Geisinger Health System and insurer Highmark have signed a letter of intent for a new joint venture to develop a new clinical network and reimbursement in four Pennsylvania counties.
According to a joint press release, their intent is to “creating a clinical network that is patient-focused, physician-oriented and community-based,” with access offered to members of Highmark and Geisinger health plans, including those in Medicare Advantage plans.
“Highmark and Geisinger are recognized and trusted names in health care, and we have long collaborated to provide our members with access to the high-quality care provided by Geisinger's hospitals and physicians,” Highmark President Deborah Rice-Johnson, said in a statement. “Our joint experience in care delivery and care management can help to advance value and affordability. Working more closely together, we can bring innovative, consumer-centered care models to the community.”
While the details of the venture were left vague, the companies mentioned the model will involve using “a network of community-based sites,” including building a new health campus in Montoursville, Pennsylvania.
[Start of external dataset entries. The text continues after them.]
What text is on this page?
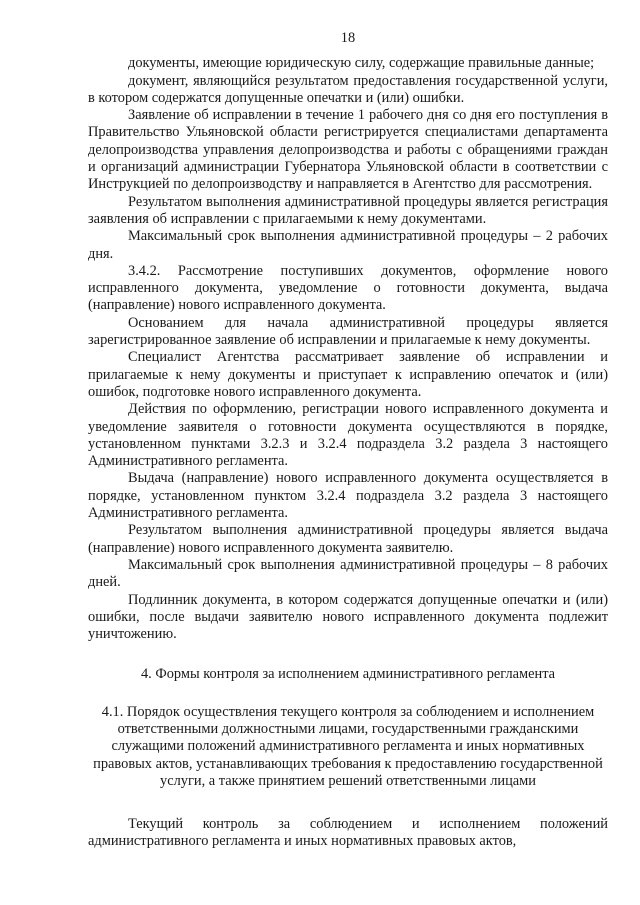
18

документы, имеющие юридическую силу, содержащие правильные данные;

документ, являющийся результатом предоставления государственной услуги, в котором содержатся допущенные опечатки и (или) ошибки.

Заявление об исправлении в течение 1 рабочего дня со дня его поступления в Правительство Ульяновской области регистрируется специалистами департамента делопроизводства управления делопроизводства и работы с обращениями граждан и организаций администрации Губернатора Ульяновской области в соответствии с Инструкцией по делопроизводству и направляется в Агентство для рассмотрения.

Результатом выполнения административной процедуры является регистрация заявления об исправлении с прилагаемыми к нему документами.

Максимальный срок выполнения административной процедуры – 2 рабочих дня.

3.4.2. Рассмотрение поступивших документов, оформление нового исправленного документа, уведомление о готовности документа, выдача (направление) нового исправленного документа.

Основанием для начала административной процедуры является зарегистрированное заявление об исправлении и прилагаемые к нему документы.

Специалист Агентства рассматривает заявление об исправлении и прилагаемые к нему документы и приступает к исправлению опечаток и (или) ошибок, подготовке нового исправленного документа.

Действия по оформлению, регистрации нового исправленного документа и уведомление заявителя о готовности документа осуществляются в порядке, установленном пунктами 3.2.3 и 3.2.4 подраздела 3.2 раздела 3 настоящего Административного регламента.

Выдача (направление) нового исправленного документа осуществляется в порядке, установленном пунктом 3.2.4 подраздела 3.2 раздела 3 настоящего Административного регламента.

Результатом выполнения административной процедуры является выдача (направление) нового исправленного документа заявителю.

Максимальный срок выполнения административной процедуры – 8 рабочих дней.

Подлинник документа, в котором содержатся допущенные опечатки и (или) ошибки, после выдачи заявителю нового исправленного документа подлежит уничтожению.

4. Формы контроля за исполнением административного регламента

4.1. Порядок осуществления текущего контроля за соблюдением и исполнением ответственными должностными лицами, государственными гражданскими служащими положений административного регламента и иных нормативных правовых актов, устанавливающих требования к предоставлению государственной услуги, а также принятием решений ответственными лицами

Текущий контроль за соблюдением и исполнением положений административного регламента и иных нормативных правовых актов,
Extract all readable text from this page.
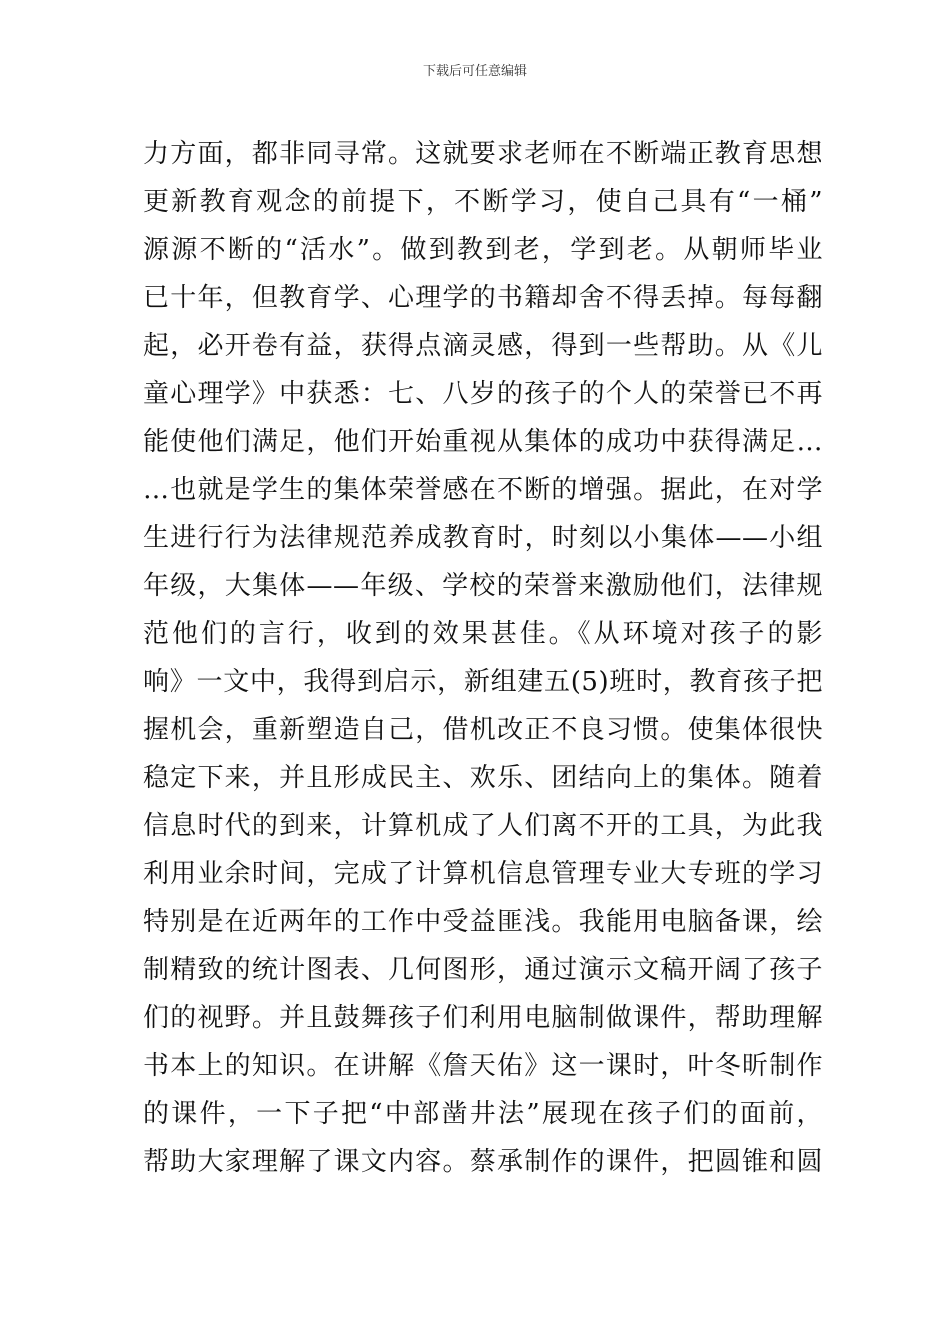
下载后可任意编辑
力方面，都非同寻常。这就要求老师在不断端正教育思想
更新教育观念的前提下，不断学习，使自己具有“一桶”
源源不断的“活水”。做到教到老，学到老。从朝师毕业
已十年，但教育学、心理学的书籍却舍不得丢掉。每每翻
起，必开卷有益，获得点滴灵感，得到一些帮助。从《儿
童心理学》中获悉：七、八岁的孩子的个人的荣誉已不再
能使他们满足，他们开始重视从集体的成功中获得满足…
…也就是学生的集体荣誉感在不断的增强。据此，在对学
生进行行为法律规范养成教育时，时刻以小集体——小组
年级，大集体——年级、学校的荣誉来激励他们，法律规
范他们的言行，收到的效果甚佳。《从环境对孩子的影
响》一文中，我得到启示，新组建五(5)班时，教育孩子把
握机会，重新塑造自己，借机改正不良习惯。使集体很快
稳定下来，并且形成民主、欢乐、团结向上的集体。随着
信息时代的到来，计算机成了人们离不开的工具，为此我
利用业余时间，完成了计算机信息管理专业大专班的学习
特别是在近两年的工作中受益匪浅。我能用电脑备课，绘
制精致的统计图表、几何图形，通过演示文稿开阔了孩子
们的视野。并且鼓舞孩子们利用电脑制做课件，帮助理解
书本上的知识。在讲解《詹天佑》这一课时，叶冬昕制作
的课件，一下子把“中部凿井法”展现在孩子们的面前，
帮助大家理解了课文内容。蔡承制作的课件，把圆锥和圆
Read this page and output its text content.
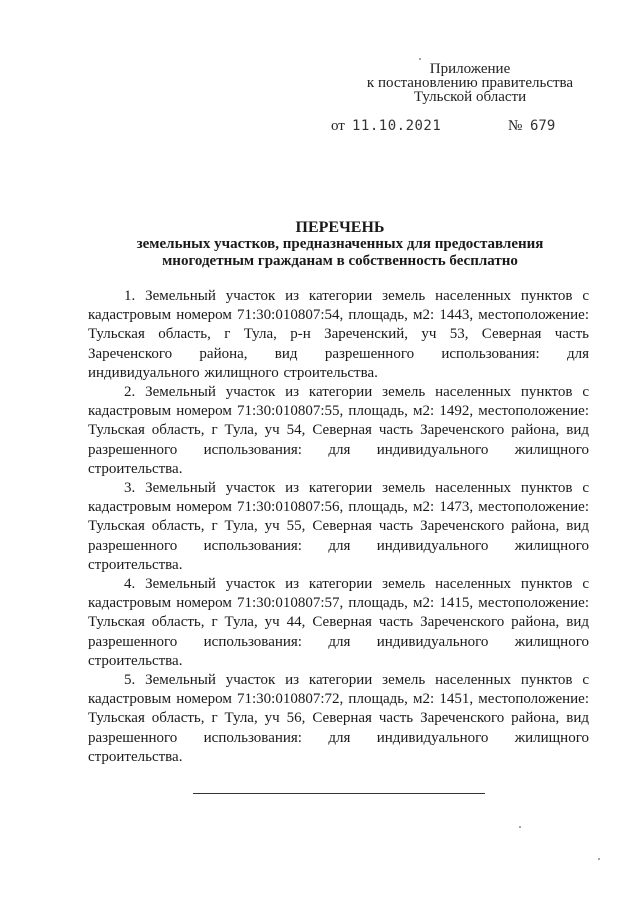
Приложение
к постановлению правительства
Тульской области
от 11.10.2021	№ 679
ПЕРЕЧЕНЬ
земельных участков, предназначенных для предоставления
многодетным гражданам в собственность бесплатно

1. Земельный участок из категории земель населенных пунктов с кадастровым номером 71:30:010807:54, площадь, м2: 1443, местоположение: Тульская область, г Тула, р-н Зареченский, уч 53, Северная часть Зареченского района, вид разрешенного использования: для индивидуального жилищного строительства.

2. Земельный участок из категории земель населенных пунктов с кадастровым номером 71:30:010807:55, площадь, м2: 1492, местоположение: Тульская область, г Тула, уч 54, Северная часть Зареченского района, вид разрешенного использования: для индивидуального жилищного строительства.

3. Земельный участок из категории земель населенных пунктов с кадастровым номером 71:30:010807:56, площадь, м2: 1473, местоположение: Тульская область, г Тула, уч 55, Северная часть Зареченского района, вид разрешенного использования: для индивидуального жилищного строительства.

4. Земельный участок из категории земель населенных пунктов с кадастровым номером 71:30:010807:57, площадь, м2: 1415, местоположение: Тульская область, г Тула, уч 44, Северная часть Зареченского района, вид разрешенного использования: для индивидуального жилищного строительства.

5. Земельный участок из категории земель населенных пунктов с кадастровым номером 71:30:010807:72, площадь, м2: 1451, местоположение: Тульская область, г Тула, уч 56, Северная часть Зареченского района, вид разрешенного использования: для индивидуального жилищного строительства.
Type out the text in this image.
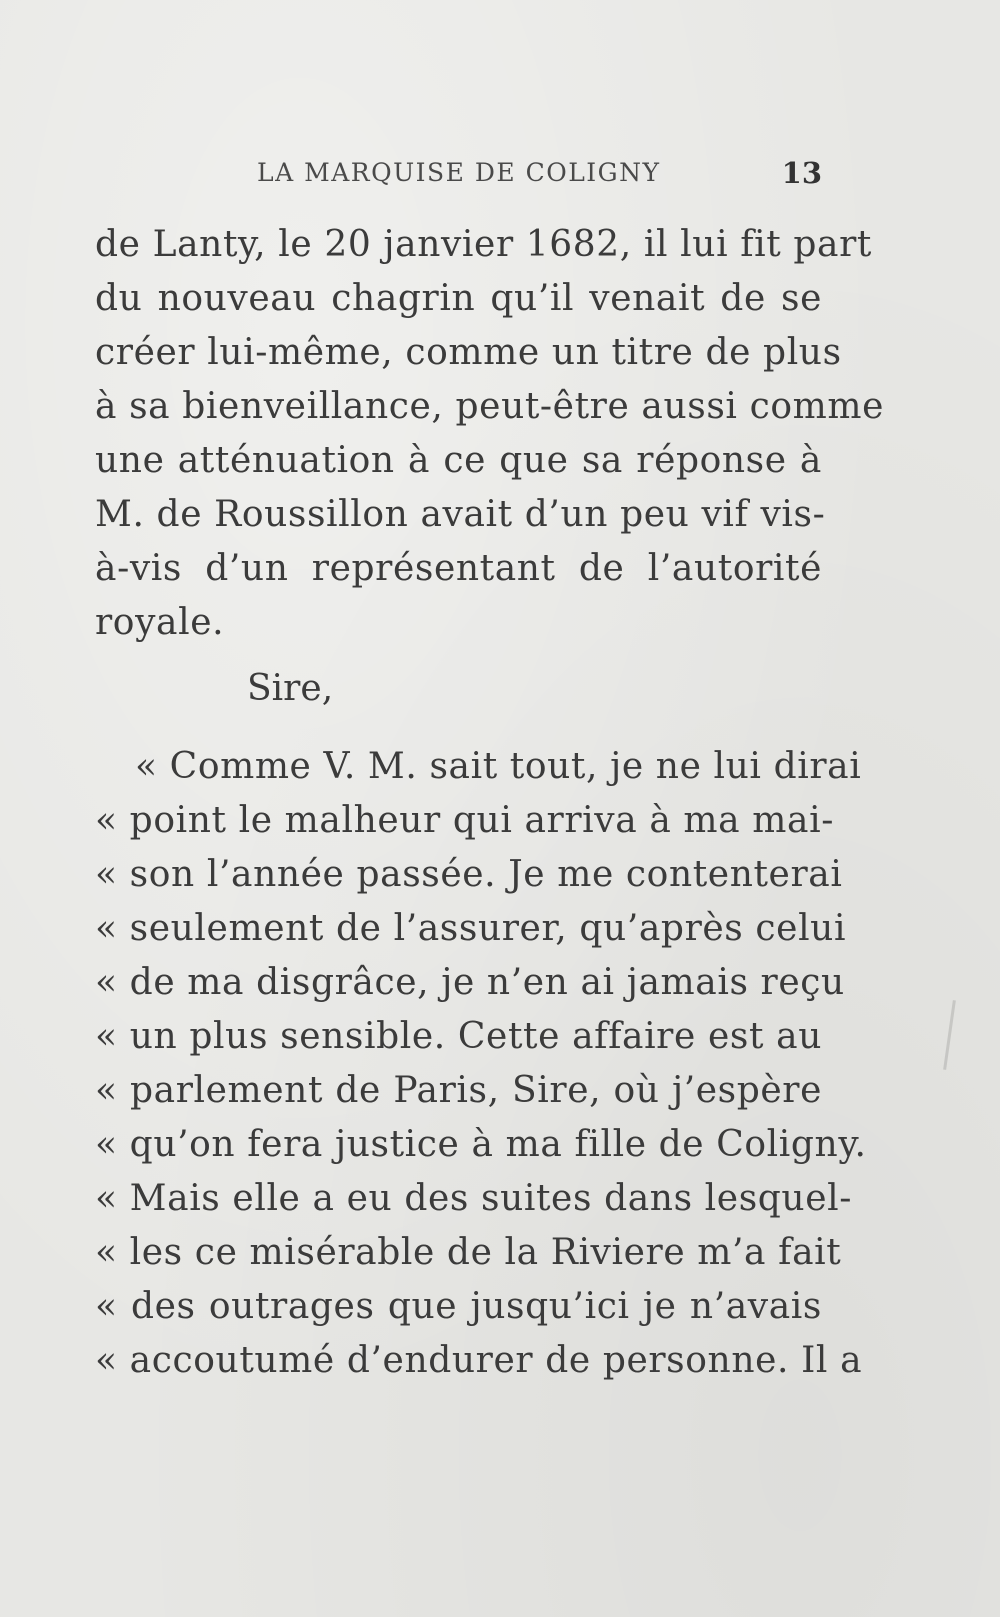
LA MARQUISE DE COLIGNY	13
de Lanty, le 20 janvier 1682, il lui fit part
du nouveau chagrin qu’il venait de se
créer lui-même, comme un titre de plus
à sa bienveillance, peut-être aussi comme
une atténuation à ce que sa réponse à
M. de Roussillon avait d’un peu vif vis-
à-vis d’un représentant de l’autorité
royale.
Sire,
« Comme V. M. sait tout, je ne lui dirai
« point le malheur qui arriva à ma mai-
« son l’année passée. Je me contenterai
« seulement de l’assurer, qu’après celui
« de ma disgrâce, je n’en ai jamais reçu
« un plus sensible. Cette affaire est au
« parlement de Paris, Sire, où j’espère
« qu’on fera justice à ma fille de Coligny.
« Mais elle a eu des suites dans lesquel-
« les ce misérable de la Riviere m’a fait
« des outrages que jusqu’ici je n’avais
« accoutumé d’endurer de personne. Il a
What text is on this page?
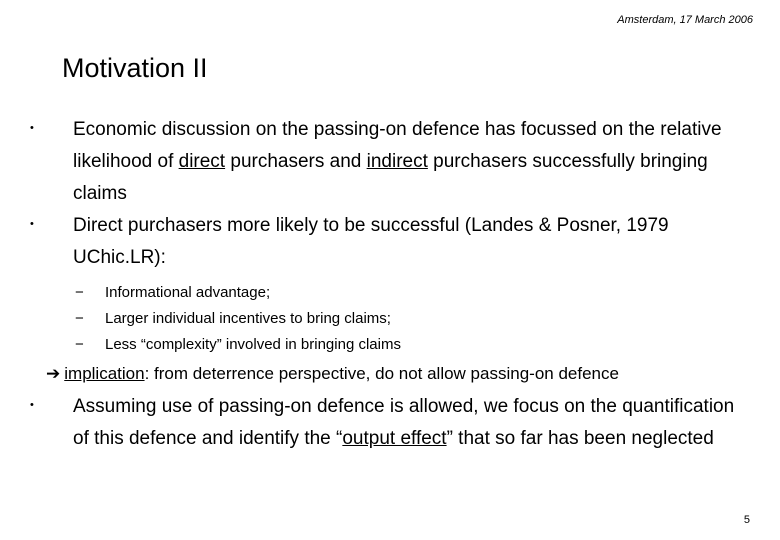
Amsterdam, 17 March 2006
Motivation II
• Economic discussion on the passing-on defence has focussed on the relative likelihood of direct purchasers and indirect purchasers successfully bringing claims
• Direct purchasers more likely to be successful (Landes & Posner, 1979 UChic.LR):
− Informational advantage;
− Larger individual incentives to bring claims;
− Less “complexity” involved in bringing claims
➔ implication: from deterrence perspective, do not allow passing-on defence
• Assuming use of passing-on defence is allowed, we focus on the quantification of this defence and identify the “output effect” that so far has been neglected
5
The ultimate goal of the model is to offer a more efficient and effective care model over traditional inpatient and outpatient hospital visits.
“The goal of this new facility will be to deliver important medical services and clinical capabilities in the local community that are complementary to the advanced tertiary services available at Geisinger Medical Center,” said Lynn Miller, Geisinger’s chief administrative officer of clinical enterprise. “We are currently assessing community needs and levels of appropriate investment to meet those needs.”
The move could be seen as a reaction to the expansion of University of Pittsburgh Medical Center (UPMC), the largest health system in the state. In the past year, UPMC acquired the four-hospital Susquehanna Health system and secured an affiliation with Harrisburg-based PinnacleHealth.
“We want to make sure that there is value-based access for our members,” Rice-Johnson said on a conference call with reporters, according to Pittsburgh Post-Gazette, adding that “we know what UPMC has done in the past, and that is increase costs.”